Every bill creates winners and losers. Here's who stands to gain and who bears the cost.

Who Benefits

  • Estate representatives and fiduciaries — they avoid the application of a newly issued user-fee rule while the rule is nullified, preserving the status quo cost expectations for obtaining IRS estate-tax closing letters.
  • Individual estate beneficiaries — to the extent executors would have passed higher fees through to estates, nullification protects estate assets from an immediate, rule-driven fee increase.
  • Tax practitioners and law firms that prepare estate filings — they retain established pricing and billing practices and avoid adjusting client estimates to reflect the new fee while the rule is invalidated.
  • Consumer and taxpayer advocates — groups concerned about fee increases or access to tax administration services gain a policy win that preserves current fee structures absent congressional approval.

Who Bears the Cost

  • Internal Revenue Service — the IRS loses an administrative tool to update user fees, which may reduce expected fee revenue and complicate budgeting for fee-funded services.
  • Department of the Treasury — if the fee update was intended to cover program costs, nullification can shift those costs onto appropriations or force program-level adjustments.
  • Taxpayers at large — if fee-funded services remain underfunded, the IRS may slow processing or shift costs to appropriations, potentially impacting other taxpayer services or creating indirect fiscal effects.
  • IRS operations and staff — practical consequences of losing a fee update include resource constraints and potential process changes that could slow issuance of closing letters and related casework.

Key Issues

The Core Tension

The central tension is between congressional control over regulatory fees (protecting payers from agency actions taken without explicit legislative consent) and the administrative need for agencies to set user fees that reflect service costs; disapproval defends near-term cost predictability for payers while potentially undermining an agency’s ability to fund and manage the services those fees were meant to support.

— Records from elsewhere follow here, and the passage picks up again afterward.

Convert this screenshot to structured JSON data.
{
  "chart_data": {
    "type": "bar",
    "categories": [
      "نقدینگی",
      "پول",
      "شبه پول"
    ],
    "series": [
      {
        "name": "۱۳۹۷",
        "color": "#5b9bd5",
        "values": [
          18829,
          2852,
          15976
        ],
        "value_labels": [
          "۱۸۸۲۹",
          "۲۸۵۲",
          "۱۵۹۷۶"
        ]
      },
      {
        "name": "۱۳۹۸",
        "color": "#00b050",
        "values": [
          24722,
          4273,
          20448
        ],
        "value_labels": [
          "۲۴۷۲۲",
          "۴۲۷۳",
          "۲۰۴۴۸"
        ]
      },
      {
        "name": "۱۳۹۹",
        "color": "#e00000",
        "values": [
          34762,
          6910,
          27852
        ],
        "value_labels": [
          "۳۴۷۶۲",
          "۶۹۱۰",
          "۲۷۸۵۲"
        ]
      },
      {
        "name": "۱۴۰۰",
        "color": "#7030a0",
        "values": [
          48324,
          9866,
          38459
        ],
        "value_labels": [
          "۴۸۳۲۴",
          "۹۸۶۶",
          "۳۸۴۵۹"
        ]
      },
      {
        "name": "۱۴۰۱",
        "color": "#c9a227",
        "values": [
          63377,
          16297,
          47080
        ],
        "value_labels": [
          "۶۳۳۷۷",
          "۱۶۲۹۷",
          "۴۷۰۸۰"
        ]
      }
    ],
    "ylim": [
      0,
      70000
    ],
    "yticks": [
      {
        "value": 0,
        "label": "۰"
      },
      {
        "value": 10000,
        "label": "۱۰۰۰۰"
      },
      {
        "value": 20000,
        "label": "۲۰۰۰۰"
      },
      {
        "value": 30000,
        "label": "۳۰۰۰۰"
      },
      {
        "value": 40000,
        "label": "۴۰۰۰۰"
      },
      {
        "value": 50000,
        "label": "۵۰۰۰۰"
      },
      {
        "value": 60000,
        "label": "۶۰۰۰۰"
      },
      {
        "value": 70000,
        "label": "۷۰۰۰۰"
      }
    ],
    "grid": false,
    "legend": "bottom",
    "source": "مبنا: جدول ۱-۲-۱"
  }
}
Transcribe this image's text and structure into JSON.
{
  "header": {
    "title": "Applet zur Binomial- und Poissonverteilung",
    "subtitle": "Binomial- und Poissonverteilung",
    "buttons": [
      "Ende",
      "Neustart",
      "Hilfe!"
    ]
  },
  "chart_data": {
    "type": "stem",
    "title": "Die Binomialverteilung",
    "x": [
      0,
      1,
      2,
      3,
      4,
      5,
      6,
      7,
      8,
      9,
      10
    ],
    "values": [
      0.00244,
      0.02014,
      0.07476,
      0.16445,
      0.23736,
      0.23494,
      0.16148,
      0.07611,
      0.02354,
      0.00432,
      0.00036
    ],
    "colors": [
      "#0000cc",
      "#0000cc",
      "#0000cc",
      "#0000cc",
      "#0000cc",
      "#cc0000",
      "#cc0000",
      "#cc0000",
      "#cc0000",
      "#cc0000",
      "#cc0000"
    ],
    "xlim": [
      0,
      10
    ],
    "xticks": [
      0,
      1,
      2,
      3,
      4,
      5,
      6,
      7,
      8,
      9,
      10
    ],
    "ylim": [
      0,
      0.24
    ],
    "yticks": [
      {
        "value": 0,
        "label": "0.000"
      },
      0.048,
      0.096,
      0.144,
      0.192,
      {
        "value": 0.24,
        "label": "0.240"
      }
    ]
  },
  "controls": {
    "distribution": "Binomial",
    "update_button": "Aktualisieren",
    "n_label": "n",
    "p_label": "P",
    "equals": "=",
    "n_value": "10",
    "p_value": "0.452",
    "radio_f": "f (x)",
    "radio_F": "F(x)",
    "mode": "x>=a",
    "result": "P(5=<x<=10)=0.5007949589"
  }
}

The resolution uses a blunt tool to produce a narrow outcome: nullify one administrative fee rule. That leads to classic CRA tensions.

On the one hand, disapproval protects current payers from a regulatory fee change enacted without Congress’s direct approval; on the other hand, it removes a mechanism an agency might need to align user charges with actual service costs, potentially creating underfunding for discrete services. Because the resolution does not provide a replacement fee scheme or operational instructions, the IRS and Treasury must decide how to treat payments collected under the disapproved rule, whether to refund or reattribute them, and how to operate the affected services going forward — questions the resolution leaves unanswered.

Another unresolved implementation issue is the practical meaning of the CRA’s “substantially the same” bar in this context. That statutory prohibition has produced litigation and agency caution in the past: agencies frequently face uncertainty about whether subsequent rulemaking would trigger the prohibition.

If Congress disapproves this fee update, determining whether a future IRS proposal is substantially the same could generate legal challenges or force Congress to provide explicit authorization for any similar fee structure. Finally, because the resolution targets a fee-update rule (as opposed to a substantive change in tax liability), stakeholders may litigate whether the underlying action properly qualified as a rule subject to CRA review or whether particular administrative or notice procedures were followed — creating additional legal complexity beyond the simple disapproval.